Se il consenso sull’importanza di rafforzare la Difesa può considerarsi unanime, le posizioni su questioni dirimenti, quali il come e il quando, non potrebbero essere più diverse. Se i Paesi baltici, storicamente ricompresi nella categoria dei frugali, si dicono a favore di strumenti di debito comune per finanziare acquisti e investimenti, la Germania di Olaf Scholz, a poche settimane dall’appuntamento elettorale, fa marcia indietro: niente eurobond per la Difesa europea.

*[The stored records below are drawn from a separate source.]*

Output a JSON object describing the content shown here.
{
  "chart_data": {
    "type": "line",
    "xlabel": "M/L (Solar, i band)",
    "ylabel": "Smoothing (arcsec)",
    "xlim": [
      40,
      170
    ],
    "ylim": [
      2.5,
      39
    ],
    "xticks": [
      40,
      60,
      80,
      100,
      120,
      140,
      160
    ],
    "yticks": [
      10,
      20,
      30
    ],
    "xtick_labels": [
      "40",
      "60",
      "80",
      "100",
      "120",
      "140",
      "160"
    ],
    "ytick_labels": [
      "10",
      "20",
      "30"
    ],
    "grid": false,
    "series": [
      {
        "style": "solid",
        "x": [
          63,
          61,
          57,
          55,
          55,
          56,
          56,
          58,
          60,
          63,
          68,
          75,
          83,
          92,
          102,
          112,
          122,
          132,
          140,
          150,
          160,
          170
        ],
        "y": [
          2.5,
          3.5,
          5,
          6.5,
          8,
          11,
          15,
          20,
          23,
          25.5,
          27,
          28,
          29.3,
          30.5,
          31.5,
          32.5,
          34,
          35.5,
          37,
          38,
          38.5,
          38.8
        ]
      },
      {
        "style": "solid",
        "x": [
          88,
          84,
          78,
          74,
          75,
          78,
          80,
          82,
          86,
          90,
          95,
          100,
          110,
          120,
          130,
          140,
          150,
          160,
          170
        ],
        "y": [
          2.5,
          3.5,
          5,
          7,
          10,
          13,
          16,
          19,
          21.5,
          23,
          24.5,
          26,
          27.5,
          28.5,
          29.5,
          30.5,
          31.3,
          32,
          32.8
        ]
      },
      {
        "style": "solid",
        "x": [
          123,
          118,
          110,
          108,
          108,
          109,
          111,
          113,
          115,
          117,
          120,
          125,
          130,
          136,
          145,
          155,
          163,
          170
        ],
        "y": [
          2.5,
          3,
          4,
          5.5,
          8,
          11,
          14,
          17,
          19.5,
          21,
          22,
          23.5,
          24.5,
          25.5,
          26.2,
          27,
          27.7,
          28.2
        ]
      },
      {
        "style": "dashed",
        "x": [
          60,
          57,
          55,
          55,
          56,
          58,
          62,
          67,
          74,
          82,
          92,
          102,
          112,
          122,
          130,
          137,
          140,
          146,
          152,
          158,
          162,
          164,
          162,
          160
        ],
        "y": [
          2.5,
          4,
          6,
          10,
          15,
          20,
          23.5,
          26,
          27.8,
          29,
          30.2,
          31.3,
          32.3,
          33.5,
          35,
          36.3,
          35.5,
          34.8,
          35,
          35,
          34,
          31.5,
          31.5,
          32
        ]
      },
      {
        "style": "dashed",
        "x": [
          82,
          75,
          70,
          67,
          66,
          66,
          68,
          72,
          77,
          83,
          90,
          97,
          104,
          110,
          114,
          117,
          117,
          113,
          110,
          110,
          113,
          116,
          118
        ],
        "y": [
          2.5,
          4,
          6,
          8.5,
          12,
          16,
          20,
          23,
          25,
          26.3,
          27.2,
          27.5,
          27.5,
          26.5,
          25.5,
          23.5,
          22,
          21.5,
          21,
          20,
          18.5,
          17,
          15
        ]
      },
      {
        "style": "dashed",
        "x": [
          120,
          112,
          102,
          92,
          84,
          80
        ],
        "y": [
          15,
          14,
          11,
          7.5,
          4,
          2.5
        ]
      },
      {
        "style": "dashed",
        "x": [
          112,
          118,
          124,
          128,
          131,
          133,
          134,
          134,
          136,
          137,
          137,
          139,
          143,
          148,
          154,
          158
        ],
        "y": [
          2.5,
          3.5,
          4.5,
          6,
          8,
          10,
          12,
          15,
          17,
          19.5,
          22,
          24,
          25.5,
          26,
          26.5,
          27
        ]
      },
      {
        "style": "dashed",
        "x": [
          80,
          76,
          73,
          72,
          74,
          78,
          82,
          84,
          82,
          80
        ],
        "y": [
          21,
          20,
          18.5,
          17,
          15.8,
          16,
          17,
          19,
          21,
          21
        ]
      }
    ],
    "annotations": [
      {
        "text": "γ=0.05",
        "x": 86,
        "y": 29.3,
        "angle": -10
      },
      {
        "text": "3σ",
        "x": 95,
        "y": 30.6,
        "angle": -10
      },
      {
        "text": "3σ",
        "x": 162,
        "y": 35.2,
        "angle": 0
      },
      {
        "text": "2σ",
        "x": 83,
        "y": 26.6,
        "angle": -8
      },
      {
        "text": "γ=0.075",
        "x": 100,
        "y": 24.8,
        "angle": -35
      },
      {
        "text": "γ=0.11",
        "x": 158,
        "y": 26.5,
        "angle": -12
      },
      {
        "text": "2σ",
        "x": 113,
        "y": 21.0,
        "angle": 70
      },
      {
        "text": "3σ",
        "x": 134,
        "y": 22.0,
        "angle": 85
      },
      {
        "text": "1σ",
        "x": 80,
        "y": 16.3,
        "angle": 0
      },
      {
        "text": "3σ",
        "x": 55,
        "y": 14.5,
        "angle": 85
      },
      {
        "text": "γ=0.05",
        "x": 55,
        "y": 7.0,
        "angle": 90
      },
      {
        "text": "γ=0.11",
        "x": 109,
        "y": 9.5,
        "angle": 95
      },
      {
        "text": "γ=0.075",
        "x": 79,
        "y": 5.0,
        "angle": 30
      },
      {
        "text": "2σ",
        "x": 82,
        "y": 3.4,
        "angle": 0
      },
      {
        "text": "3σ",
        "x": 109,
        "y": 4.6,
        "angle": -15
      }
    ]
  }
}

Senza Berlino a farsi garante per l’emissione di debito comune europeo, non resta che mettere mano ai portafogli nazionali e alle regole europee sul deficit, su cui Ursula von der Leyen si è detta “disposta ad esplorare la piena flessibilità prevista dal Patto di stabilità”.

Parallelamente, Emmanuel Macron sposa la linea polacca e annuncia il raddoppio delle spese militari francesi, trovandosi però in disaccordo con Donald Tusk, il quale sostiene che il “buy European” di Parigi richiederebbe troppo tempo per produrre un risultato apprezzabile in termini di consegne di equipaggiamento e che quindi sarà necessario puntare sulle forniture statunitensi. 

Il convitato di pietra 

Il summit avrebbe dovuto avere come focus esclusivi l’Europa e la Difesa, ma era inevitabile che le dichiarazioni di Donald Trump sull’intenzione di imporre dazi all’Unione europea (nonché sulla questione groenlandese) facessero il loro ingresso sul tavolo delle discussioni a Egmont Palace. La Danimarca riceve la solidarietà formale dei leader, ma il momento è evidentemente troppo delicato perché da Bruxelles si alzi la levata di scudi contro Washington e a difesa della Groenlandia. Si opta dunque per mantenere una linea diplomatica e ribadire il principio dell’inviolabilità dei confini, mentre l’invito a Mark Rutte e Keir Starmer per presenziare al ritiro sottolinea l’intenzione di mantenere un Occidente quanto più compatto possibile sui temi della sicurezza e della difesa. Anche per questo si ribadisce ulteriormente il supporto all’indipendenza dell’Ucraina, senza contestare ma senza neanche supportare apertamente la dichiarata intenzione di Trump di sedersi al tavolo delle trattative con Vladimir Putin.

Quindi, che succede?

Il ritiro informale sulla Difesa pare non aver raggiunto il suo obiettivo di rappresentare un punto di svolta per l’Unione europea. Troppe le divergenze in un sistema che può disporre di grande potenza di fuoco solo quando i suoi componenti raggiungono l’unanimità. Senza questo tipo di consenso da parte degli Stati, agli esponenti delle istituzioni comunitarie, da soli ad affrontare la conferenza stampa, non rimane che ribadire la necessità di fare di più, salvo poi rimandare per i dettagli alla prossima volta e al prossimo documento strategico. Tuttavia, mentre l’Europa si conferma nel suo attendismo — lo stesso contro cui mette in guardia il Rapporto Draghi —, il mondo continua ad andare veloce, e le minacce alla sicurezza continuano a crescere.